Rumpus: I am often surprised by the number of book editors who have a manuscript of their own shoved in a drawer. Were you always writing books? What allowed you to write Bettyville?
Hodgman: Most editors I know like being editors. Of course, most editors I know have jobs. I did not. I had a ninety-year-old woman, rent on a Manhattan studio, the hours between four a.m. and nine a.m., and the Missouri sky. I wanted to be an editor. I had given up on being a writer. Then Houghton Mifflin Harcourt decided to send me into exile, and freelancing was really hard, and well, it kind of just happened. Necessity is the mother of invention. I think I was always collecting images and bits. I didn’t ever bet on remembering them. It was a huge shock to realize that all those things were sort of earmarked in my mind. I am conscious that I have always noted, remembered, reused, and filed away dialogue that I loved, but I was pretty convinced that I was destined to use it only at dinner parties.
Rumpus: What’s your advice for a writer struggling with his or her memoir? Are there a few techniques that you might share for creating authentic representations of real people ?
Hodgman: Relax. Give up. Don’t push too hard. Do a little. Let it breathe. Let your mind use your time away from the computer and try to follow where it wants to go. All my life I have tried too hard at everything. I thought writing and editing was getting up at five and sitting down at six and getting up twelve hours later. Just do a little dab, run off, let it sit.
Rumpus: Did you feel that you needed to protect anyone while writing this book? Were names and places changed?
Hodgman: I felt like I wanted to protect my mother. I worried so much about her privacy, took out dozens of scenes, tried to find what showed her struggle without taking away her dignity. At the beginning, I didn’t think she would be around or lucid when I got to publish the thing. The book was kind of a gift I was giving myself to make up for losing my mother. But she lived, and I am grateful. However, as she’s alive, I question and agonize over a lot of the decisions I made. The name changes were pretty much decided upon by the lawyers who vetted the manuscript. I would have preferred to always use the original because they were colorful, regional, and because they were so absolutely attached to these people who I had thought about and remembered for thirty or more years.

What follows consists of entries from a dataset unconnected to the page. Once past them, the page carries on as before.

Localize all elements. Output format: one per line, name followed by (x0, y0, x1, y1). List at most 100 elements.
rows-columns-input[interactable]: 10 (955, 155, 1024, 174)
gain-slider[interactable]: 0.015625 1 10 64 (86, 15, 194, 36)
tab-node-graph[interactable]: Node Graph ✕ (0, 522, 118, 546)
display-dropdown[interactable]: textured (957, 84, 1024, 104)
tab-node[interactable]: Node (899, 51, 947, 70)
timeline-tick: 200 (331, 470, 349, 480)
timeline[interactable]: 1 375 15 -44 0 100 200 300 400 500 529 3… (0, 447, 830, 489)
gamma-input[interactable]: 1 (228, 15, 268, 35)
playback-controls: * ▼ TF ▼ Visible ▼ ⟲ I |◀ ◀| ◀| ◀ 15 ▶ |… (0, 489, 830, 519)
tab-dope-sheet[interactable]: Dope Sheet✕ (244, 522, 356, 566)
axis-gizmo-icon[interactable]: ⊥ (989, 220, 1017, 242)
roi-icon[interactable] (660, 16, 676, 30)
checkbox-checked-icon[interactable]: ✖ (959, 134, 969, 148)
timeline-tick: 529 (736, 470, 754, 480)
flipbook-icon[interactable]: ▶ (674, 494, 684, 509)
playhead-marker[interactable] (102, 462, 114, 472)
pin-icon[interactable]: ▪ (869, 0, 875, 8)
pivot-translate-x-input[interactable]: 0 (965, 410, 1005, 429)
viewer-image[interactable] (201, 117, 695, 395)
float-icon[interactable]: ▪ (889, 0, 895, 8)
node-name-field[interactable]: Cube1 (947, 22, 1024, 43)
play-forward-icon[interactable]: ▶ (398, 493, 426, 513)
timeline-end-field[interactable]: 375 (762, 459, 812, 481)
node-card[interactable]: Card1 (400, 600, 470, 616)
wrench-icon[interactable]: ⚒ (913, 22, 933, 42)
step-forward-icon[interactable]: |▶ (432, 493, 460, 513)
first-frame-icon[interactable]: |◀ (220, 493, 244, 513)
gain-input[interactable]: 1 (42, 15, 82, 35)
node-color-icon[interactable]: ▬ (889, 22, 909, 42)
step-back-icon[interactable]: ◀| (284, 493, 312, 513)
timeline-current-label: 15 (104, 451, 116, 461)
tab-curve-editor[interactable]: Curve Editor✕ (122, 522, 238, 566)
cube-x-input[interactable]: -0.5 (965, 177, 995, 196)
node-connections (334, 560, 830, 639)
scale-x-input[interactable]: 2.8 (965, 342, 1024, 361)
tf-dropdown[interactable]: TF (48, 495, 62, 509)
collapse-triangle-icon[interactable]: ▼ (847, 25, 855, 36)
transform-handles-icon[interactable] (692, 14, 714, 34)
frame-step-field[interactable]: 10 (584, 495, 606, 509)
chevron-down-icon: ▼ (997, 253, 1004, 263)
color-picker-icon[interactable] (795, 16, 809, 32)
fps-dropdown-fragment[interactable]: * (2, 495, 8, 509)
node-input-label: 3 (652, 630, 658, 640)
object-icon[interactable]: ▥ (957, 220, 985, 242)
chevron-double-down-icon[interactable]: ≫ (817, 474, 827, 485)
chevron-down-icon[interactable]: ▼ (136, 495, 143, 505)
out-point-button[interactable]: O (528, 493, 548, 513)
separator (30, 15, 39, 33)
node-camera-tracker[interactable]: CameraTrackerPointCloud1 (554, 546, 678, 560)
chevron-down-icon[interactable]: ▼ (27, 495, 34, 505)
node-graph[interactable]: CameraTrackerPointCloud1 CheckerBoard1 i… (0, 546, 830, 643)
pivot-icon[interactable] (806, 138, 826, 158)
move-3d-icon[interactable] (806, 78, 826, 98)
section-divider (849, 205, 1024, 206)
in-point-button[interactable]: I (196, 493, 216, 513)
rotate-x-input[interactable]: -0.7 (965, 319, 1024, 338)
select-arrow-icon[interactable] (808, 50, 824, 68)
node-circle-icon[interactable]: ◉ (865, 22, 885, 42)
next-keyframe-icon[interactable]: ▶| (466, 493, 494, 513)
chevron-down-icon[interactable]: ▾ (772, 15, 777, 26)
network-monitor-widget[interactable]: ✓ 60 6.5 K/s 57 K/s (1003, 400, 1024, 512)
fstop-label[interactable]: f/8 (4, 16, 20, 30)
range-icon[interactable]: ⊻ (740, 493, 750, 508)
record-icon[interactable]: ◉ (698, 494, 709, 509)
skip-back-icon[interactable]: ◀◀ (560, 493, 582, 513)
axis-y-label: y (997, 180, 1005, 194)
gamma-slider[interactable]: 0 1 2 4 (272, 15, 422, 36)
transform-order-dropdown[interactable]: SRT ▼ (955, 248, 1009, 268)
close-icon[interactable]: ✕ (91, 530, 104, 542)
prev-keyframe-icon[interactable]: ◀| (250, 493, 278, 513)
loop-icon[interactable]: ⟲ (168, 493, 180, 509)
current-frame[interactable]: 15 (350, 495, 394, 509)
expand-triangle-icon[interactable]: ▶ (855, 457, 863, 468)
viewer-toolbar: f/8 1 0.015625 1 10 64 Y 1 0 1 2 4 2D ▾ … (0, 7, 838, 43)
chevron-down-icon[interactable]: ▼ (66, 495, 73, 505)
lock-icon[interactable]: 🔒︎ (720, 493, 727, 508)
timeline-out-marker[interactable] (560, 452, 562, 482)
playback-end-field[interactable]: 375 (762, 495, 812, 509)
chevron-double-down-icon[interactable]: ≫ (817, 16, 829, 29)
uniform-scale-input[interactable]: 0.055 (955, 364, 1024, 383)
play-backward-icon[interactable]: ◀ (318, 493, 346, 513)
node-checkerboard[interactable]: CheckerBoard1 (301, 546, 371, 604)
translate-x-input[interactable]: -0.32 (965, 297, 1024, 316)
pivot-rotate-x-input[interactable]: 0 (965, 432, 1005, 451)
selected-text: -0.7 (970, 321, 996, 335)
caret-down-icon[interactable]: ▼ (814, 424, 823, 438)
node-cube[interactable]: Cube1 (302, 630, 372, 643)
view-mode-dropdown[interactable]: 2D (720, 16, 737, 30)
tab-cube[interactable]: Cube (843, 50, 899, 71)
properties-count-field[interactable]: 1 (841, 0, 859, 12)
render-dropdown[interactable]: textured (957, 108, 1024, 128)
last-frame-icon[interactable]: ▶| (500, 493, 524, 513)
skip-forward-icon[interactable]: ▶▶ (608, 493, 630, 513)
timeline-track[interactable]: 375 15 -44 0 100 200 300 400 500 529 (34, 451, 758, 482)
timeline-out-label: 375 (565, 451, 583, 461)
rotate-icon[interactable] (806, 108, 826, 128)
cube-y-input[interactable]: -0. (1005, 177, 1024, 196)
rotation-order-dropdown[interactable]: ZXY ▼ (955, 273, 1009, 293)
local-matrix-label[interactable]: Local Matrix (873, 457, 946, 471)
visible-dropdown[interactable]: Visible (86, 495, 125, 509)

Rumpus: What’s next for you? Another memoir? More editing?
Hodgman: If I could have anything, it would not be a swimming pool—though I always wanted one—or a convertible or a heap of money. I would have an idea that I can do. I would be so grateful to the governing forces to be given the chance to have the magical experience of writing, creating, watching a book find itself. It has always been so fascinating, this process, the things your mind is doing that you aren’t aware of, the secret of what the book is that you only find out at the end, the finding of it. I love this mysterious journey. I am so thankful to have been given this opportunity to preserve the things and people I love. I would give anything to get to do it again, but probably not a memoir—a novel, a comedy of voice or maybe some linked stories set in Missouri.